Having a prototype is great, but it only is half the job. Once you have a prototype, you can test it, tune it if needed, and then it must be parallelized (sometimes it is parallelized during prototyping; I tend to think that parallel code must be introduced after a first draft, but it doesn’t mean that I didn’t think about how to parallelize my code). At this point, it is not sure that the code executes well on several dozens of processors, but it can be tested on a small farm (talking about farms, one great thing about Subversion is that it can trigger actions, like building and testing code on a farm, this is a must have).
It seems that none of these centers have found a correct parallel debugger for their application. Even for a multithread program on a simple computer, mastering the debugger and then debugging the code is hard. A lot of manpower will have to be put in this domain…
What technologies could also be used ?
Here are some of my thoughts about what could be used to enhance the quality of such an application, some of them are already used in some of these centers (so it is not completely crazy to express them here) :
- A compilation and testing farm should always be set up. These centers use a lot of different computers and plateforms, using a farm allows the use of different slaves to build and test the application almost everywhere.
- The application should be steered by a so-called high level language, like Python. Every module can really be separated and wrapped in a cross-platform way.

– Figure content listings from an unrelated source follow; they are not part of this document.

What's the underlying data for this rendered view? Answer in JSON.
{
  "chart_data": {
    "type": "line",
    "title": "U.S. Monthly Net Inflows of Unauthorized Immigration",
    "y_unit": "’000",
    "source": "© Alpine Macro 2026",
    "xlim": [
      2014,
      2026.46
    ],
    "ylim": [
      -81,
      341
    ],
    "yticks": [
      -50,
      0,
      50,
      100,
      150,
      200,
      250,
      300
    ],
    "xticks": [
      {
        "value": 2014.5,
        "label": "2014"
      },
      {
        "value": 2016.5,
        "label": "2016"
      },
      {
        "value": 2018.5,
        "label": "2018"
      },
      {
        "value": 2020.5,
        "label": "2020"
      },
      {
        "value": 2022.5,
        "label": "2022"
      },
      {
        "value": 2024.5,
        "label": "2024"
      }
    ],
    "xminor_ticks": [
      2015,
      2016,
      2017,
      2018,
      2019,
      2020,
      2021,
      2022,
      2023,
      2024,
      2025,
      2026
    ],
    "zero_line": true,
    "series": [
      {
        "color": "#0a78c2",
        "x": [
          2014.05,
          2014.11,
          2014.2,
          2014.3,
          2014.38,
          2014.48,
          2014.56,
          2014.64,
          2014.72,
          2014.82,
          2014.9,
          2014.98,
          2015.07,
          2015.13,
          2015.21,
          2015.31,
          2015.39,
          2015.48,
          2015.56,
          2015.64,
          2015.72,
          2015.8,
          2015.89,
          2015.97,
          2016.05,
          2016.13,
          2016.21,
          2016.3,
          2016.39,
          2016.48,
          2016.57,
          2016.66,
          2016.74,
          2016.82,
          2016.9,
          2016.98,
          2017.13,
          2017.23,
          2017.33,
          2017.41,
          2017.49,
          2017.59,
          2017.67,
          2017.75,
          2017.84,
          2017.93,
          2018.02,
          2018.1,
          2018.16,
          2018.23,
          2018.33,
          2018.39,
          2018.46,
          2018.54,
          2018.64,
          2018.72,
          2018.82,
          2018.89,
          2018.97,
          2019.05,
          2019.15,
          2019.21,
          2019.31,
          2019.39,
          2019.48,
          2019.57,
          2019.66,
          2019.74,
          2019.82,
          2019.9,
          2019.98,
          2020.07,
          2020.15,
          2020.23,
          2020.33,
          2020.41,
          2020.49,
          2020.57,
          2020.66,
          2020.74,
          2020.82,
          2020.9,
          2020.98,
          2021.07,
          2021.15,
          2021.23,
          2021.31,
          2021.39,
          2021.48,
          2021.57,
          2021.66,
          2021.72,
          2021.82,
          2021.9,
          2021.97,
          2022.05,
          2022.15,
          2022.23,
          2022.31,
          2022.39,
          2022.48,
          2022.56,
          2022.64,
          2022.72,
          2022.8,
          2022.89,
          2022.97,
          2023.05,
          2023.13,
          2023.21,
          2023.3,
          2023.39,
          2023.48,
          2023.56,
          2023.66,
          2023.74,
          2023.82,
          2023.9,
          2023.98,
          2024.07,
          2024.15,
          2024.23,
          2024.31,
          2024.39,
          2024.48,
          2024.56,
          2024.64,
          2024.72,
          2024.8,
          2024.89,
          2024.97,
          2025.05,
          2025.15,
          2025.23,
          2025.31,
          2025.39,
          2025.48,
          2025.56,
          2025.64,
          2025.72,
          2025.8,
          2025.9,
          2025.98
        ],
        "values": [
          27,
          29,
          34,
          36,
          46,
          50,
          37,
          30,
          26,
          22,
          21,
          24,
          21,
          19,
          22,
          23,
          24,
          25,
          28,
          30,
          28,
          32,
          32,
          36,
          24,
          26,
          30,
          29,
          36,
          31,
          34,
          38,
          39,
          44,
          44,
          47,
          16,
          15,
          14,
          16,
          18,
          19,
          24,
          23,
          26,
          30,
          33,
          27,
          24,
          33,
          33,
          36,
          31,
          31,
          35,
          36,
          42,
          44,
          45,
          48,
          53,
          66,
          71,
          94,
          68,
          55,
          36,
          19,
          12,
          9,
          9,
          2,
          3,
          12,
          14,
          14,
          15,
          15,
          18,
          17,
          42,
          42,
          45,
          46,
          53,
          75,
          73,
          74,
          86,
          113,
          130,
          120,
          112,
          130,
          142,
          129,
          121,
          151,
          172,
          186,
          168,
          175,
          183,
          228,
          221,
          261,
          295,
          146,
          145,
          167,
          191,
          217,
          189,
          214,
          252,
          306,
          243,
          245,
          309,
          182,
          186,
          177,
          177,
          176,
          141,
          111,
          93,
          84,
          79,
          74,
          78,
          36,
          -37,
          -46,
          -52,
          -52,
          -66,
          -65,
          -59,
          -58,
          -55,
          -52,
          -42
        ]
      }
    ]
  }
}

One team used Python for a Fortran bridge, but they abandoned the idea. This is sad because with Numpy, there is a nice cross-platform tool that works really well For wrapping Fortran code. For C and C++, a lot of tools exist for this bridge (SWIG, my favorite, Boost.Python, …).
- Using Python as a link between modules can help with the debugging as well. If there is a problem somewhere, the state of the application can be easilly saved and restored to debug the issue. This is not always possible, but for reproductible bugs (they are the simplest one, I agree, not-reproductible bugs are much more annoying), it can help a lot.
- Sometimes, one node of the cluster can fail. In a long computation this means a lot of wasted time. A more robust message-passing tool could be used, but I’ve failed to find the adequate one for the moment. IPython1 may be a first clue toward the solution.
I do not pretend to know the truth with my comments; these applications are developed for a very long time, far longer than my own development experience, and thus I’m not in the position of knowing better than the people working on them (if one of them is reading this post, I’d like to congratulate her/him for the hard work). But I think that sometimes a new look at a problem may solve it, and Python may be an efficient tool for these applications, leading to even better scientific applications.